Genes link bipolar, schizophrenia, once thought unrelated
Scientists have discovered the connection between bipolar disorder and schizophrenia, prompting the two disorders to be classified together on the same disease list.
Using data from nearly 10,500 patients across 50 studies, researchers looked at how the genes that underlie the two disorders — and also Alzheimer and Parkinson disease — shared similarities in disease risk.
Bipolar disorder and schizophrenia are two of the most common brain disorders.
Schizophrenia is associated with long-term disability, and a quarter of patients are expected to die by their late 30s.
Bipolar disorder is often seen as a mental illness of the “brain illness” variety.
The new findings, published in the journal Molecular Psychiatry, suggest that bipolar disorder and schizophrenia may share some biological processes.
“By reviewing the genomes of patients with idiopathic schizophrenia and bipolar disorder, we’ve discovered a significant amount of molecular similarity between them,” said lead study author Christopher Eberhart, PhD, a psychiatrist at Stanford University.
“These findings suggest that we don’t need a new disease for schizophrenia and bipolar disorder to be diagnosed as one disorder,” Eberhart added.
More than 20 million Americans have bipolar disorder, according to the World Health Organization.
Researchers from the University of California at San Francisco, Washington University in St.
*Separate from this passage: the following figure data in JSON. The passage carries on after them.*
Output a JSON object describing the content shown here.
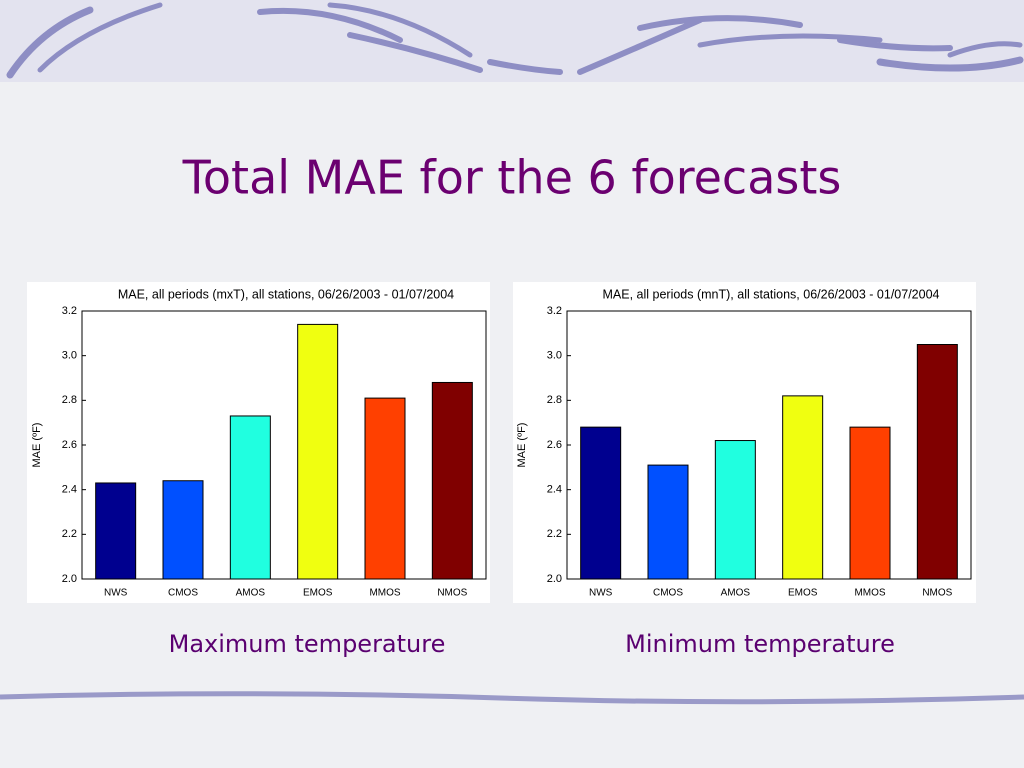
{
  "slide": {
    "title": "Total MAE for the 6 forecasts",
    "captions": [
      "Maximum temperature",
      "Minimum temperature"
    ]
  },
  "chart_data": [
    {
      "type": "bar",
      "title": "MAE, all periods (mxT), all stations, 06/26/2003 - 01/07/2004",
      "y_label": "MAE (ºF)",
      "categories": [
        "NWS",
        "CMOS",
        "AMOS",
        "EMOS",
        "MMOS",
        "NMOS"
      ],
      "values": [
        2.43,
        2.44,
        2.73,
        3.14,
        2.81,
        2.88
      ],
      "colors": [
        "#00008f",
        "#0050ff",
        "#20ffe0",
        "#f0ff10",
        "#ff4000",
        "#800000"
      ],
      "ylim": [
        2.0,
        3.2
      ],
      "yticks": [
        {
          "value": 2.0,
          "label": "2.0"
        },
        2.2,
        2.4,
        2.6,
        2.8,
        {
          "value": 3.0,
          "label": "3.0"
        },
        3.2
      ]
    },
    {
      "type": "bar",
      "title": "MAE, all periods (mnT), all stations, 06/26/2003 - 01/07/2004",
      "y_label": "MAE (ºF)",
      "categories": [
        "NWS",
        "CMOS",
        "AMOS",
        "EMOS",
        "MMOS",
        "NMOS"
      ],
      "values": [
        2.68,
        2.51,
        2.62,
        2.82,
        2.68,
        3.05
      ],
      "colors": [
        "#00008f",
        "#0050ff",
        "#20ffe0",
        "#f0ff10",
        "#ff4000",
        "#800000"
      ],
      "ylim": [
        2.0,
        3.2
      ],
      "yticks": [
        {
          "value": 2.0,
          "label": "2.0"
        },
        2.2,
        2.4,
        2.6,
        2.8,
        {
          "value": 3.0,
          "label": "3.0"
        },
        3.2
      ]
    }
  ]
}
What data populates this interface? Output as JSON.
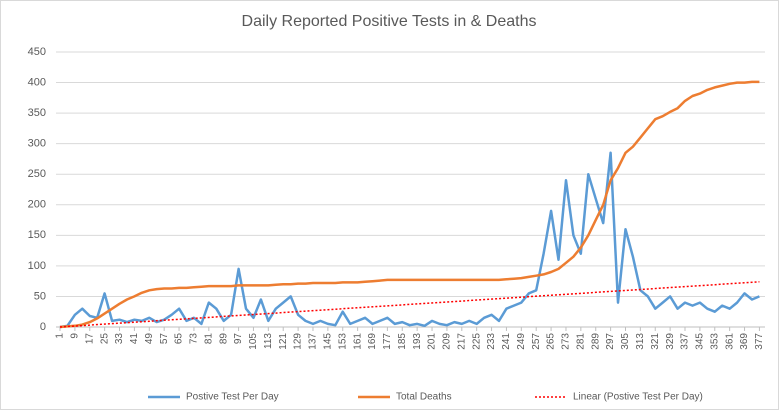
{
  "chart_data": {
    "type": "line",
    "title": "Daily Reported Positive Tests in & Deaths",
    "x": [
      1,
      5,
      9,
      13,
      17,
      21,
      25,
      29,
      33,
      37,
      41,
      45,
      49,
      53,
      57,
      61,
      65,
      69,
      73,
      77,
      81,
      85,
      89,
      93,
      97,
      101,
      105,
      109,
      113,
      117,
      121,
      125,
      129,
      133,
      137,
      141,
      145,
      149,
      153,
      157,
      161,
      165,
      169,
      173,
      177,
      181,
      185,
      189,
      193,
      197,
      201,
      205,
      209,
      213,
      217,
      221,
      225,
      229,
      233,
      237,
      241,
      245,
      249,
      253,
      257,
      261,
      265,
      269,
      273,
      277,
      281,
      285,
      289,
      293,
      297,
      301,
      305,
      309,
      313,
      317,
      321,
      325,
      329,
      333,
      337,
      341,
      345,
      349,
      353,
      357,
      361,
      365,
      369,
      373,
      377
    ],
    "series": [
      {
        "name": "Postive Test Per Day",
        "color": "#5b9bd5",
        "style": "solid",
        "values": [
          0,
          2,
          20,
          30,
          18,
          15,
          55,
          10,
          12,
          8,
          12,
          10,
          15,
          8,
          12,
          20,
          30,
          10,
          15,
          5,
          40,
          30,
          10,
          20,
          95,
          30,
          15,
          45,
          10,
          30,
          40,
          50,
          20,
          10,
          5,
          10,
          5,
          3,
          25,
          5,
          10,
          15,
          5,
          10,
          15,
          5,
          8,
          3,
          5,
          2,
          10,
          5,
          3,
          8,
          5,
          10,
          5,
          15,
          20,
          10,
          30,
          35,
          40,
          55,
          60,
          120,
          190,
          110,
          240,
          150,
          120,
          250,
          210,
          170,
          285,
          40,
          160,
          115,
          60,
          50,
          30,
          40,
          50,
          30,
          40,
          35,
          40,
          30,
          25,
          35,
          30,
          40,
          55,
          45,
          50
        ]
      },
      {
        "name": "Total Deaths",
        "color": "#ed7d31",
        "style": "solid",
        "values": [
          0,
          1,
          2,
          4,
          8,
          14,
          22,
          30,
          38,
          45,
          50,
          56,
          60,
          62,
          63,
          63,
          64,
          64,
          65,
          66,
          67,
          67,
          67,
          67,
          68,
          68,
          68,
          68,
          68,
          69,
          70,
          70,
          71,
          71,
          72,
          72,
          72,
          72,
          73,
          73,
          73,
          74,
          75,
          76,
          77,
          77,
          77,
          77,
          77,
          77,
          77,
          77,
          77,
          77,
          77,
          77,
          77,
          77,
          77,
          77,
          78,
          79,
          80,
          82,
          84,
          86,
          90,
          95,
          105,
          115,
          130,
          150,
          175,
          200,
          240,
          260,
          285,
          295,
          310,
          325,
          340,
          345,
          352,
          358,
          370,
          378,
          382,
          388,
          392,
          395,
          398,
          400,
          400,
          401,
          401
        ]
      },
      {
        "name": "Linear (Postive Test Per Day)",
        "color": "#ff0000",
        "style": "dotted",
        "x": [
          1,
          377
        ],
        "values": [
          0,
          74
        ]
      }
    ],
    "xlim": [
      1,
      380
    ],
    "xticks": [
      1,
      9,
      17,
      25,
      33,
      41,
      49,
      57,
      65,
      73,
      81,
      89,
      97,
      105,
      113,
      121,
      129,
      137,
      145,
      153,
      161,
      169,
      177,
      185,
      193,
      201,
      209,
      217,
      225,
      233,
      241,
      249,
      257,
      265,
      273,
      281,
      289,
      297,
      305,
      313,
      321,
      329,
      337,
      345,
      353,
      361,
      369,
      377
    ],
    "ylim": [
      0,
      450
    ],
    "yticks": [
      0,
      50,
      100,
      150,
      200,
      250,
      300,
      350,
      400,
      450
    ],
    "grid": true,
    "legend": "bottom"
  }
}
Louis and University of California at Berkeley in the US studied data from nearly 10,500 patients across 50 studies.
To identify genes that are related to the two psychiatric disorders, the researchers used “genome-wide association” and “meta-analysis,” a two-pronged approach in which a team of researchers reviews thousands of genetic association studies — or “meta-analyses” — which combine genetic information from up to hundreds of studies into a single analysis.
The first prong of the analysis used data from the National Institute of Mental Health Genetic Association Information Network, which consists of over 5,000,000 samples gathered from individuals who have been diagnosed with bipolar disorder or schizophrenia, or both.
The second part of the analysis used data from the Psychiatric Genomics Consortium, a collaboration of researchers with access to more than 100,000 genomic data sets.
The researchers found that there was a significant amount of shared genetic similarities in the two disorders.